While trafficking is often associated in far-off lands with commercial sex or forced labor, advocates believe it's happening in a city near you. Last year, Scene wrote about two underground clubs where vice cops believed underage girls were being coerced into turning tricks -- part of a traveling circuit that stretched from Toledo to Buffalo ["Nabbing Daddy," January 11, 2006].
But while no one favors trafficking -- the pro-slavery platform is so 1850 -- lawmen aren't pleased by the legislature's meddling. An Ohio prosecutors' group says such crimes are already covered by kidnapping and prostitution laws. Having to prove "human trafficking," a difficult-to-define crime, might make convictions even harder to come by.
"Normally, when you're talking about new crimes, the prosecutors are all for it," says Representative Bill Seitz (R-Cincinnati). "This bill creates more problems than it solves."
Kremlin personnel moves
For years Alan Seifullah was the voice of obstruction for the Cleveland schools - the PR chief charged with stonewalling public records requests, treating obvious questions as personal insults, and spinning tales about fake attendance figures and disappearing money.
But new CEO Eugene Sanders prefers his PR less Kremlinesque. So Seifullah resigned his post, citing nebulous "health concerns."

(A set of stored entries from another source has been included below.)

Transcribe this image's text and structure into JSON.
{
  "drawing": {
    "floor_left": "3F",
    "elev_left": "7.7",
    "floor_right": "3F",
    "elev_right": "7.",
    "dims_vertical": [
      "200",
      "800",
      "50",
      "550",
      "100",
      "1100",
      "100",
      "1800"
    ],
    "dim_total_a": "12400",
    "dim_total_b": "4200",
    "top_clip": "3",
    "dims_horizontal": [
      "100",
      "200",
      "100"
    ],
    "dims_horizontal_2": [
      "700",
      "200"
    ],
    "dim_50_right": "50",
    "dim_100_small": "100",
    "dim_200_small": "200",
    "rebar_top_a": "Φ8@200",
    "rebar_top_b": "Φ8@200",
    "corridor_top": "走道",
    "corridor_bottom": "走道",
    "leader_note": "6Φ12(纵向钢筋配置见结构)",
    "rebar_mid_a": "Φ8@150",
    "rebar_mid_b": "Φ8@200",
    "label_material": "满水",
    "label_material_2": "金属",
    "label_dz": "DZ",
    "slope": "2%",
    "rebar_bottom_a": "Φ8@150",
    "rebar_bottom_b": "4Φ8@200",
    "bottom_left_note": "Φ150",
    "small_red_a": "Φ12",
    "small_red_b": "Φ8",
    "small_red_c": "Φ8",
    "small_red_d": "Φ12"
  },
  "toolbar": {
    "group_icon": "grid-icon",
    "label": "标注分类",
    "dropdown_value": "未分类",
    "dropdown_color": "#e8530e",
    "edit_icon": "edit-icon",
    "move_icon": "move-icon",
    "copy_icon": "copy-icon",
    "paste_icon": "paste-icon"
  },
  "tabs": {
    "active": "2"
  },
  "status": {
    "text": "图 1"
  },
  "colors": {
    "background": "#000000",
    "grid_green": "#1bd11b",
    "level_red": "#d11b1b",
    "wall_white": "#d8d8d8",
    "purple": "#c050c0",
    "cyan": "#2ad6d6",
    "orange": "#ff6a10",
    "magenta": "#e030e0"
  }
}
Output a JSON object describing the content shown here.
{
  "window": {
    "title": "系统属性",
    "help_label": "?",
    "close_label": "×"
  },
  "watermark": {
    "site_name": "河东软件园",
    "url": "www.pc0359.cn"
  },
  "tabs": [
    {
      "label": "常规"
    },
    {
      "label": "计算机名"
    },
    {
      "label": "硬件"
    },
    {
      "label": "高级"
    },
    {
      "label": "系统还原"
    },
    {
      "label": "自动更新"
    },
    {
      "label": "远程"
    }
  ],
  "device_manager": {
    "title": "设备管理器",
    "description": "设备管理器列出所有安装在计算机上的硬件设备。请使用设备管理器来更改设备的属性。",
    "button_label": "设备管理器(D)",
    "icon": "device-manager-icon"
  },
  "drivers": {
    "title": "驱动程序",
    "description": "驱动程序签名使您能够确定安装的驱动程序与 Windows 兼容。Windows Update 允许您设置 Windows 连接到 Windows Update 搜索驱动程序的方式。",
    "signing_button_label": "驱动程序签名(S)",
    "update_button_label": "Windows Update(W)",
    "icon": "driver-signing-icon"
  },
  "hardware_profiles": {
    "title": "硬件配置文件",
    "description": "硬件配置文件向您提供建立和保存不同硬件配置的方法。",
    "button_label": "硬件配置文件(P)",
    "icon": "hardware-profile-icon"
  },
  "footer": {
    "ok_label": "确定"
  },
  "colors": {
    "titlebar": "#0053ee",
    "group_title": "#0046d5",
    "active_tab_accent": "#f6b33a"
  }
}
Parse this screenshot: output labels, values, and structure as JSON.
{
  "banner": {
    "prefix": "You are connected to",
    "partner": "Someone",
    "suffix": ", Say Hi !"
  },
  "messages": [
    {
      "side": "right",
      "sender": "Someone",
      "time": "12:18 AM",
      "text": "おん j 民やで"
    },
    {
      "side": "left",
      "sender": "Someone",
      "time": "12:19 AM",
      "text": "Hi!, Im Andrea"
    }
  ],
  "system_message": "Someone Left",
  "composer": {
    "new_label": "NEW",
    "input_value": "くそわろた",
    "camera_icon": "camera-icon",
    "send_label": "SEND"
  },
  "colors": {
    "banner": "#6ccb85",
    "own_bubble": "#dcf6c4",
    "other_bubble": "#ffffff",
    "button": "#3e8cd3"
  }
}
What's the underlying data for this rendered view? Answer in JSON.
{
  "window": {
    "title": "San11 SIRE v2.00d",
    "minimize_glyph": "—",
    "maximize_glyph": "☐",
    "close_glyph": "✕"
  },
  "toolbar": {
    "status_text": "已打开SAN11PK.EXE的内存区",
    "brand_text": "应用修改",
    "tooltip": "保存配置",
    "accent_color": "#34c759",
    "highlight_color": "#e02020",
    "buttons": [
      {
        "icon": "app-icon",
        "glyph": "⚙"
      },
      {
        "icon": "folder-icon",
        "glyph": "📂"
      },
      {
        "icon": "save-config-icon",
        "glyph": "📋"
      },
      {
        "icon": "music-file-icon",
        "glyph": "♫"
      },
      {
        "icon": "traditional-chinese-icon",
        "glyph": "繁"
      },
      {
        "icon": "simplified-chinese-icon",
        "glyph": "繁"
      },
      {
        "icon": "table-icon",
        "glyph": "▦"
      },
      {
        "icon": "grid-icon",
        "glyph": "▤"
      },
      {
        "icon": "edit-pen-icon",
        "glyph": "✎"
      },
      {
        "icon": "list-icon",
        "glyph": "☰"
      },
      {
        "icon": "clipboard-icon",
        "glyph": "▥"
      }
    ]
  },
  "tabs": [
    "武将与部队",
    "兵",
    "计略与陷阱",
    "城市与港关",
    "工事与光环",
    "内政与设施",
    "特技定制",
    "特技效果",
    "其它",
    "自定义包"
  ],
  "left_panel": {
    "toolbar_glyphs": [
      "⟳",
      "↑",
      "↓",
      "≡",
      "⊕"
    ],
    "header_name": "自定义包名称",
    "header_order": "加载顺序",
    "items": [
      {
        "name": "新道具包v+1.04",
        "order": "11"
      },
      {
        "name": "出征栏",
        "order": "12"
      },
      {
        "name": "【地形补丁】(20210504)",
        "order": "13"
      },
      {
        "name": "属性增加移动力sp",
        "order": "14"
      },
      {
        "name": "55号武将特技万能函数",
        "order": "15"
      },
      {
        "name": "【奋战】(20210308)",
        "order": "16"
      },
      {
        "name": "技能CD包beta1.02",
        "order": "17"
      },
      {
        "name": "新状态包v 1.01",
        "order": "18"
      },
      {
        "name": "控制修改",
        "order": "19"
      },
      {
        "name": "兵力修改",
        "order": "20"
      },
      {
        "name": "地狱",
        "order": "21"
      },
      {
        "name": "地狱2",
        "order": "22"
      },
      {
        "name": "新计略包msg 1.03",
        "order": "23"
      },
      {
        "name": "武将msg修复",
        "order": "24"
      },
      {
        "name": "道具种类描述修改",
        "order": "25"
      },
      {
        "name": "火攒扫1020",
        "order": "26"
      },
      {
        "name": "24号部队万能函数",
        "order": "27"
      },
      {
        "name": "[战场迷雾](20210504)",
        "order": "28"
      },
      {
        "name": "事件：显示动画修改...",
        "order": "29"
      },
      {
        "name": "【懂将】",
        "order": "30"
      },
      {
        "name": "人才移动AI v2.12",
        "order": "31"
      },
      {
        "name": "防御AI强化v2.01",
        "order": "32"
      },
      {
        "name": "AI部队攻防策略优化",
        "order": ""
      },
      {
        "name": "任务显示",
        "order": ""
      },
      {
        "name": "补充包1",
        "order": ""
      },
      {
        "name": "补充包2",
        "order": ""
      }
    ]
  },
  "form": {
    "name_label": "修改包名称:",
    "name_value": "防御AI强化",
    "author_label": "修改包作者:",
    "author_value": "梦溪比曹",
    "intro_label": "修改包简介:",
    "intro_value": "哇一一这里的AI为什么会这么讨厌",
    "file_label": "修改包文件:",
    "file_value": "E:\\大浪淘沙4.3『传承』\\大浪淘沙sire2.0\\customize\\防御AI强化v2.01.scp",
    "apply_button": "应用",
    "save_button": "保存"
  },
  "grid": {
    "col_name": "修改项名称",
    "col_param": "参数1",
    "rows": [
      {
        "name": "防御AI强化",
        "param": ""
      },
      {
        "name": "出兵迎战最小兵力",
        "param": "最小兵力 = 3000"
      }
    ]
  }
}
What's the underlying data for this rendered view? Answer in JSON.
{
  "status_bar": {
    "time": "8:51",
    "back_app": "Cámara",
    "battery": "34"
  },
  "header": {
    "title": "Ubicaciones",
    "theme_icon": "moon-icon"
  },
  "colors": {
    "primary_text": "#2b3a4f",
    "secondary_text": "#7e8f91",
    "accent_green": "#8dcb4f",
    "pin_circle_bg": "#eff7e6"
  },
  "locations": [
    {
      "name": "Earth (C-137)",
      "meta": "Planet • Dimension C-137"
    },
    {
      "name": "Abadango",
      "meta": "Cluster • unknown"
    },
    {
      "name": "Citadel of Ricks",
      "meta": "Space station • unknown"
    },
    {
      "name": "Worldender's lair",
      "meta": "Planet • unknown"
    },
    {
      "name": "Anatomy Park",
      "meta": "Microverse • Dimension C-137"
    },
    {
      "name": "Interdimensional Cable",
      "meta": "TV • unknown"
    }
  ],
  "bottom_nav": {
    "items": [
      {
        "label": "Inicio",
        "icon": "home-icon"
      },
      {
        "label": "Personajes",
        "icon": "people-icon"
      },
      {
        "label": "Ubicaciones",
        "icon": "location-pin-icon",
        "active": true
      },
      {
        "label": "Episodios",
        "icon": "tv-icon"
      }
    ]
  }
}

Sadly, sucking at your job is the quickest route to promotion in Cleveland government. Last week, the school board appointed Seifullah to the Cleveland Public Library board, believing they've finally found someone who can destroy the last successful public institution in this town.
In related news, the library announced that it will no longer provide information on books, nor will anyone be admitted without a subpoena.